Third-party funding, commercial arbitration, international; challenges; regulation.
Ethiopia: The Changing Aspects of the Ethio-Egipt Water Diplomacy – Key Drives, Challenges and Prospects
Nigusu Adem YIMER
Starting the inception of the 2010s, Ethiopia’s relations with Egypt have been experiencing one of the deepest crises in the relationship of the two countries’ history. Ethiopia, one of the upper riparian states of the Nile River not only theoretically challenged the exclusive veto power of Egypt over the Nile River but also practically start constructing one of Africa’s largest hydropower dams on the Blue Nile since 2011. The challenging behavior of Ethiopia over the Nile River worried the long-standing regional hegemon, Egypt. Against this background, this paper aims to forward a new insight into how and why Ethiopia challenged the long-standing superior-subordinate Egypt-led order over the Nile River.
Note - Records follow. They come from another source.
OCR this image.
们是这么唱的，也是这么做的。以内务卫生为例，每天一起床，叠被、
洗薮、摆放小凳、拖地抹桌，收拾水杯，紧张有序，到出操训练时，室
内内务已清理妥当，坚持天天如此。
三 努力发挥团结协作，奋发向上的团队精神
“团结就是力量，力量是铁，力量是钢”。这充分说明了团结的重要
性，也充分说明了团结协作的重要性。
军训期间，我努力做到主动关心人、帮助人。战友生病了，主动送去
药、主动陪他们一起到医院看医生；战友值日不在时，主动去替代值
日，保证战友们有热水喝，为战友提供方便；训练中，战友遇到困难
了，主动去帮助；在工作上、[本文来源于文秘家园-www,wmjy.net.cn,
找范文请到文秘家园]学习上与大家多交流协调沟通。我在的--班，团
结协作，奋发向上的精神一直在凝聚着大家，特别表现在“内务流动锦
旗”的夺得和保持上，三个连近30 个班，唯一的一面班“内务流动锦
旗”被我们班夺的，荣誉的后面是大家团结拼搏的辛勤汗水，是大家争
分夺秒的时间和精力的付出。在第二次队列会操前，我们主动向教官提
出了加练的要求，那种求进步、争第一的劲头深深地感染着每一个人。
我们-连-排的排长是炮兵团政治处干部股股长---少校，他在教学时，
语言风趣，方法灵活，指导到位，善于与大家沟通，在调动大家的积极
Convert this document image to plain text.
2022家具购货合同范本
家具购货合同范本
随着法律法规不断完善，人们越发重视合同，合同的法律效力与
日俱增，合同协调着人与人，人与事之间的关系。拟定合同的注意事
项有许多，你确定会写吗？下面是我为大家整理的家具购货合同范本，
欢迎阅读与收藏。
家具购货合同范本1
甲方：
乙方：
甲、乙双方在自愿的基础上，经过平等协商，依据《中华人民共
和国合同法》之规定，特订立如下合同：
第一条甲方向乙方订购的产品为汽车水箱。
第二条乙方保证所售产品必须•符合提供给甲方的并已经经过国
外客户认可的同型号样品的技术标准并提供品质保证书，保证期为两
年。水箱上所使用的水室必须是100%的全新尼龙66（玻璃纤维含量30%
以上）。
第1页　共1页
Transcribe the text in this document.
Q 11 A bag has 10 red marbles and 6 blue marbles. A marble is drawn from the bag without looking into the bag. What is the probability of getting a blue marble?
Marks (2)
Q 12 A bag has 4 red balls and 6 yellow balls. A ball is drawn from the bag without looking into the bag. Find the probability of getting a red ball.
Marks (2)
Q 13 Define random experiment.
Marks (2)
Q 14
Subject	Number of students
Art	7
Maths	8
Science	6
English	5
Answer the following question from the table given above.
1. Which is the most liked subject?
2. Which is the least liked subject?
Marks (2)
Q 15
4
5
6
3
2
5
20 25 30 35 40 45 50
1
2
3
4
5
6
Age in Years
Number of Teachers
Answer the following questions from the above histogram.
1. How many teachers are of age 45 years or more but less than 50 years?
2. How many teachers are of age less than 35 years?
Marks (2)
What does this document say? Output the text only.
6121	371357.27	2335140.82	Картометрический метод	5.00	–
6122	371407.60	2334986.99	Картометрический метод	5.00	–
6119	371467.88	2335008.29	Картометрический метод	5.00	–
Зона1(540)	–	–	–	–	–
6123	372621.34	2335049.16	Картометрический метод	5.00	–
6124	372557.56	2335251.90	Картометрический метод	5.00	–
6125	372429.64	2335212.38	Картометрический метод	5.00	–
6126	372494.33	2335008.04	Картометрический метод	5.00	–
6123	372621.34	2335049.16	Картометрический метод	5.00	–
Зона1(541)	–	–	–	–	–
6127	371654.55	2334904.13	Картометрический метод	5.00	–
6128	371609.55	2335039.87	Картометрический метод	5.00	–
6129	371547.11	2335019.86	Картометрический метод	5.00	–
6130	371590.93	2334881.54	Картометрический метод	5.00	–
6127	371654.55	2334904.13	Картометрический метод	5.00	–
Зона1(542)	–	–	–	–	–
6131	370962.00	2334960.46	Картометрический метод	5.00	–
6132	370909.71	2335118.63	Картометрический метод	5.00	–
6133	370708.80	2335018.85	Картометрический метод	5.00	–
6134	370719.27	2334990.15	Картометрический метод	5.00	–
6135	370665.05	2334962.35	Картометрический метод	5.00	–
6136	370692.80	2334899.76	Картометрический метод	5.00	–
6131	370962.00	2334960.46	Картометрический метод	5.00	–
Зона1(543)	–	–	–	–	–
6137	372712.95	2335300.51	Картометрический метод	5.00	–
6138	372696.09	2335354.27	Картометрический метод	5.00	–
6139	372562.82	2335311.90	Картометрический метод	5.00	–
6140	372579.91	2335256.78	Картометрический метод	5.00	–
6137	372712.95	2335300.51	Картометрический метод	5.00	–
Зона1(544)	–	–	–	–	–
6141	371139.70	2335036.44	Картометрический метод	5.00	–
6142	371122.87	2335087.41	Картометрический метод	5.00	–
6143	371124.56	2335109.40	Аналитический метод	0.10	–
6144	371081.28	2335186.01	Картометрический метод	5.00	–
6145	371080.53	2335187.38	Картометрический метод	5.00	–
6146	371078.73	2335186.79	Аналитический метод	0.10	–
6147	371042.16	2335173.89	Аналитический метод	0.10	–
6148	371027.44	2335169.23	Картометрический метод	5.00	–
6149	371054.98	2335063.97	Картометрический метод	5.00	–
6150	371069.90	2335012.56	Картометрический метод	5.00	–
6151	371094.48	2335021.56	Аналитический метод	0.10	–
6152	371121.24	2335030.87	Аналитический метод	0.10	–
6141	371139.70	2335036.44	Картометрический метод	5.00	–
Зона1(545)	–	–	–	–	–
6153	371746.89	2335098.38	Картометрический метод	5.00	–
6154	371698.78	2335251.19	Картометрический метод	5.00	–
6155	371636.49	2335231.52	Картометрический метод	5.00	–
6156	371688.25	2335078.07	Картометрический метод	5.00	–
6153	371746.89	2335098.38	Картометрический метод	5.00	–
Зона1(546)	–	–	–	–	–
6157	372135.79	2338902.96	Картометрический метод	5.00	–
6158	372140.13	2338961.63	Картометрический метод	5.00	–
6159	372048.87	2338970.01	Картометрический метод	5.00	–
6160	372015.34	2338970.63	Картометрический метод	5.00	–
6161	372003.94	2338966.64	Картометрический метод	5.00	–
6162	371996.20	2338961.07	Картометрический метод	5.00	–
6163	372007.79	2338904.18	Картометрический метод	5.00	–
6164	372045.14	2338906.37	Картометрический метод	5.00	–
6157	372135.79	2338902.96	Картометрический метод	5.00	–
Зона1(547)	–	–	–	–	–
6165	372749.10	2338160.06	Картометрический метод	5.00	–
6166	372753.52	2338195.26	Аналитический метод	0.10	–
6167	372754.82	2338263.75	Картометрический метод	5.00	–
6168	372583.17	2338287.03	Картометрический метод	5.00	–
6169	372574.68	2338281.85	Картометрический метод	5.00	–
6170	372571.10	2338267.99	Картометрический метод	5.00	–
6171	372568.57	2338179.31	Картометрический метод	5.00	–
Moreover, in its discussion, the paper tries to address key drives, challenges, and prospects of Ethiopia-Egypt water diplomacy. The paper also illustrates how and why the Ethio Egypt water diplomacy strain becomes a cross-cut on the two nation’s foreign policy matters. The paper has also attempted to understand how the superior-subordinate power duality approach works over the Nile River against the new balancer.
Ethiopia, Egypt, relation, Nile River, challenges, prospects.